There is no disagreement about the fact that Harpaz assisted the chief of staff's office in all kinds of areas, and the chief of staff's office acknowledges in effect that he was used as a spy in the defense minister's bureau starting in 2010.

What do you mean by a spy in the defense minister's bureau?

This is the response of the chief of staff's bureau: Boaz Harpaz showed up here and said, listen, they want to do terrible things to you in the defense minister's bureau. And then he really does manage to provide amazing information from the defense minister's bureau. And I ask a simple question: How does it happen that a person shows up, offers himself as a spy in the defense minister's bureau, communicates with Ashkenazi's aide in code and no one stops this. He shows up one time, okay, send him to the police, to the military advocate general, send him to the attorney general, but how is it that the chief of staff's bureau does something like this? After all, it's a blatant affront to the political leadership. And that's after I accept the chief of staff's version of events as is.

But even Barak's bureau comes out looking bad in this version.

Barak's bureau made other mistake, and I also don't want to make a comparative value judgment about these things. What is for sure is that the chief of staff's office spied on Barak, and the bottom line is that it provided the incubator for a forged document whose objective was to intervene in the appointment of the 20th chief of staff. Afterward, this document finds its way to the media, and on the way, the chief of staff and his aides provide conflicting versions of events, and when you place them on a timeline or cross-reference them with the accounts of other people, you realize that something doesn't fit here. The versions do not jibe. And when the versions don't jibe, then someone here is lying.

The way you describe things, it sounds as if Avi Benayahu is less an IDF spokesman and more a Gabi Ashkenazi spokesman.

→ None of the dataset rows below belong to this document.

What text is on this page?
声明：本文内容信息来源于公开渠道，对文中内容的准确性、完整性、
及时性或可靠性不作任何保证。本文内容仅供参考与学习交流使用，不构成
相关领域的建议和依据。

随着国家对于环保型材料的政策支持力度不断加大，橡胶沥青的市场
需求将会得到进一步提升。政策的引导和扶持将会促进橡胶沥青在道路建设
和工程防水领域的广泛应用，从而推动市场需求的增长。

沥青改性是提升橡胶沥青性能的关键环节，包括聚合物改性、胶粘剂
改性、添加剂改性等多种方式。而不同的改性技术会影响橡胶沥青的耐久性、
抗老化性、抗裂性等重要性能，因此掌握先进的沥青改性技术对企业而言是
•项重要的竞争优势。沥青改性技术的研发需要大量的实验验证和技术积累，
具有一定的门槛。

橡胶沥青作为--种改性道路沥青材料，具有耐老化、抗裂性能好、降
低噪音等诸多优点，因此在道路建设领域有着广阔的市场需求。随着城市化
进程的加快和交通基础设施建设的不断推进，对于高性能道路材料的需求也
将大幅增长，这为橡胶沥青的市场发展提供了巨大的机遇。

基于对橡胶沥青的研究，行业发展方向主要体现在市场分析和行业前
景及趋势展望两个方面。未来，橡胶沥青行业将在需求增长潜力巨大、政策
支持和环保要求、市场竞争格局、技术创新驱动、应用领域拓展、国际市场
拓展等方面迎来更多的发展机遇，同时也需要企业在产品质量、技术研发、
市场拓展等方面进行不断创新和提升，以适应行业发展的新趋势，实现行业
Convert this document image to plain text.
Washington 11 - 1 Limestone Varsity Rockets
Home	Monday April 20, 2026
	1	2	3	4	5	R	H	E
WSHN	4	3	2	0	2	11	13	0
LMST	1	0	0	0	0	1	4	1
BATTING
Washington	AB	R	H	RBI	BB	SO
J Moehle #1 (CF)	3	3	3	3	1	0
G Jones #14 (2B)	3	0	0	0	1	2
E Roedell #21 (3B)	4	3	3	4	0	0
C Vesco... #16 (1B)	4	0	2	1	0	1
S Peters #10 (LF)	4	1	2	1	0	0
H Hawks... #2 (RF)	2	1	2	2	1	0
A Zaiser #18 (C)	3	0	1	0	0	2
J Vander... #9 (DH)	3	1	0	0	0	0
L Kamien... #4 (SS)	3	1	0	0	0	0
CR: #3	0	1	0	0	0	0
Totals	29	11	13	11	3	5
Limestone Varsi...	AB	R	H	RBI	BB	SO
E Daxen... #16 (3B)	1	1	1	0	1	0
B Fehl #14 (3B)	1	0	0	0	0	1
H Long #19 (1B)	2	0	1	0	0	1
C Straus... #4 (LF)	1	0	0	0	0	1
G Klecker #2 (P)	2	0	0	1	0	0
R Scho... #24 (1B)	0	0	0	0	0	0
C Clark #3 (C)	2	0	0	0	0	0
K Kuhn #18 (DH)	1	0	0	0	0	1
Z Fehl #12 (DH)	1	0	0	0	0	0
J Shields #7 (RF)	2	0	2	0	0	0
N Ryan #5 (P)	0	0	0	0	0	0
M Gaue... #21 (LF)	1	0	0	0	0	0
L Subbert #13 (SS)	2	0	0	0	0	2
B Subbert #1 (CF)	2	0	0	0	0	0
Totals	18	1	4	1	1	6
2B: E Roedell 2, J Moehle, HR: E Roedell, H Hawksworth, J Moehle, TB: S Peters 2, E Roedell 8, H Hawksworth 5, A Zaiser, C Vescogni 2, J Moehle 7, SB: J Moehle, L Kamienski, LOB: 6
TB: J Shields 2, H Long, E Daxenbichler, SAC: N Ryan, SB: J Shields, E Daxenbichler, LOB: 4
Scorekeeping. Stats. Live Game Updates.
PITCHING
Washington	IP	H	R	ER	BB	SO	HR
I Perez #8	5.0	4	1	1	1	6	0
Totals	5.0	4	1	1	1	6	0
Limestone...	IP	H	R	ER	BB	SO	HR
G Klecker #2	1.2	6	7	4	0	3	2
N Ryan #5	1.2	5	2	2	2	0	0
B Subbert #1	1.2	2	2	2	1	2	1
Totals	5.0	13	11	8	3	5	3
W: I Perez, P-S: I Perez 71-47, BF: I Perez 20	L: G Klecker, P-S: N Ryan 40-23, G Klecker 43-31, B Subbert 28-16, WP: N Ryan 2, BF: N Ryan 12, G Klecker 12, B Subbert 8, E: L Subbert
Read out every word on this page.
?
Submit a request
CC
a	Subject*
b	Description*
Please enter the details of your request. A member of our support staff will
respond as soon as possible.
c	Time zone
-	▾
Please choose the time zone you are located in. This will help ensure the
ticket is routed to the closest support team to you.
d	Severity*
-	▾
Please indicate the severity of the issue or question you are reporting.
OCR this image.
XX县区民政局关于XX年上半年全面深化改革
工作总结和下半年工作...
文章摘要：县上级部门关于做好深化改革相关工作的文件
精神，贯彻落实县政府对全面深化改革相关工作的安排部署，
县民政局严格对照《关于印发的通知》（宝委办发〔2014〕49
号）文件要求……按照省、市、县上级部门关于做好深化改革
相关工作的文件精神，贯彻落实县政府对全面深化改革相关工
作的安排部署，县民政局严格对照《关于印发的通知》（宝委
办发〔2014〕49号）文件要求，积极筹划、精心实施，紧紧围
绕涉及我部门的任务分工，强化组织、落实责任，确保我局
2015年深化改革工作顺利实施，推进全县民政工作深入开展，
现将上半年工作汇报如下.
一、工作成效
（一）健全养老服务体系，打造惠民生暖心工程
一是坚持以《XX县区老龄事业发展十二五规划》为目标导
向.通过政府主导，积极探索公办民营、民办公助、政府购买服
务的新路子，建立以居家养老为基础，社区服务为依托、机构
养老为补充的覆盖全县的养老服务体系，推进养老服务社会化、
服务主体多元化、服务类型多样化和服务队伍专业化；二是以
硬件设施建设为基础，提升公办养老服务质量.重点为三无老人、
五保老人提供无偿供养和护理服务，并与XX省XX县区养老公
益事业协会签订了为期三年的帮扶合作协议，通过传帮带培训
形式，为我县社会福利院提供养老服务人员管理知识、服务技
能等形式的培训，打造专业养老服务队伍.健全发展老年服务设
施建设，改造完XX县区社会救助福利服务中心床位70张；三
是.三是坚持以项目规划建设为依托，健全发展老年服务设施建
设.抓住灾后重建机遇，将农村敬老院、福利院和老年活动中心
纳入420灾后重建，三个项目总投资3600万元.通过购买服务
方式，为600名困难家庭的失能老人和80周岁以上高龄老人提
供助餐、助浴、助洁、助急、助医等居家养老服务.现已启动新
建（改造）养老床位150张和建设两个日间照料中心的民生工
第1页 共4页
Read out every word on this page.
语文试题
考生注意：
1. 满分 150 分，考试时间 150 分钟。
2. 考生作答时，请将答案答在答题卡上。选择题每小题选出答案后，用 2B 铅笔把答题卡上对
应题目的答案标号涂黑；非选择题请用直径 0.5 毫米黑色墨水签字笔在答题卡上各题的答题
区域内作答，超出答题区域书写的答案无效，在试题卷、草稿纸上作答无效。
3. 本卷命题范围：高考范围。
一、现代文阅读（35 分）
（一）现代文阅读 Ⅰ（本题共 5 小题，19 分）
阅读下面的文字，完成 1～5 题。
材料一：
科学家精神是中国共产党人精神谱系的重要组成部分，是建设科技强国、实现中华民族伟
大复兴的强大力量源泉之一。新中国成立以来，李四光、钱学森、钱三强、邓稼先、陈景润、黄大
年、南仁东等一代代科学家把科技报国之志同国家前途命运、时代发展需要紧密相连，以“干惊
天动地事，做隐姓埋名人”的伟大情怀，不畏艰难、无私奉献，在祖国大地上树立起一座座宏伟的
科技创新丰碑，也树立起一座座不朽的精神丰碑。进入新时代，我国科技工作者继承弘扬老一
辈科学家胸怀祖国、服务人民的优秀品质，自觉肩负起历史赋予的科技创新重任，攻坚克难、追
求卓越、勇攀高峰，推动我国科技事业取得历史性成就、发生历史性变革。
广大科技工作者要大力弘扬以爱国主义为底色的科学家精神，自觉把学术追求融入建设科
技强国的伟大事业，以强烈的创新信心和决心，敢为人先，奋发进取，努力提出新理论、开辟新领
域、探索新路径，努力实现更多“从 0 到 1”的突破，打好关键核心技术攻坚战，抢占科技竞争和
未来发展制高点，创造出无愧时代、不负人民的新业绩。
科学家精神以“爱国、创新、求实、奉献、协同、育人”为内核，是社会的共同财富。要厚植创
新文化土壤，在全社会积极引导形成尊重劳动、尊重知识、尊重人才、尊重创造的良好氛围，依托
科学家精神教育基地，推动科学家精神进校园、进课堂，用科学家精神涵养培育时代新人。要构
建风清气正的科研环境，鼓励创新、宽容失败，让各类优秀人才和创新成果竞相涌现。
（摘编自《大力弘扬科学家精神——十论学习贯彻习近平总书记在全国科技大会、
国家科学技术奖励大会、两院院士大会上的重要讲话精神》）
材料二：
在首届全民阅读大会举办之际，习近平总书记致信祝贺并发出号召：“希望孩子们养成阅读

Avi Benayahu, who is perhaps the most brilliant spokesman in Israel - no offense to anyone - did something that should not be done: He totally bound himself to the service of one man, when he should be serving an entire army and an entire defense establishment. I can tell you that we had some very sharp clashes when Benayahu first tried to prevent the publication of the Yedioth Ahronoth report and now the book. In his attempts, he used every trick in the book, from stalling to intimidation and insults. He was also lying nonstop in order to prevent publication of the material in the book.

Lying nonstop?

Lying nonstop. He always starts with the assumption that you know less and when he wants to intimidate you, he bangs on the table and shouts to the secretary who is not really there, "Get me . . . .! " So for example, he says to me "The rot at Erev Hadash has stuck to you." I asked him if I could quote him on that. He bangs on the table and says, "Get me Yaffa Vigodsky!" who happens to be the director general of Educational Television. When you tell this story, it sounds funny, but when it happens in real life, it's not at all funny.

Brig. Gen. Avi Benayahu, the IDF spokesman, said in response: "My integrity, credibility and professionalism span many years in all my positions in the media, the IDF and the defense establishment. Dr. Ronen Bergman has too little experience in the profession to be able to cast himself as my judge. Bergman is trying to present himself as a fighter for freedom of the press, but the truth is that we only had one, or perhaps two, occasions to discuss the book and no more than that. I can, therefore, say that Bergman would have no problem using distortions and half truths in order to promote what he calls a book."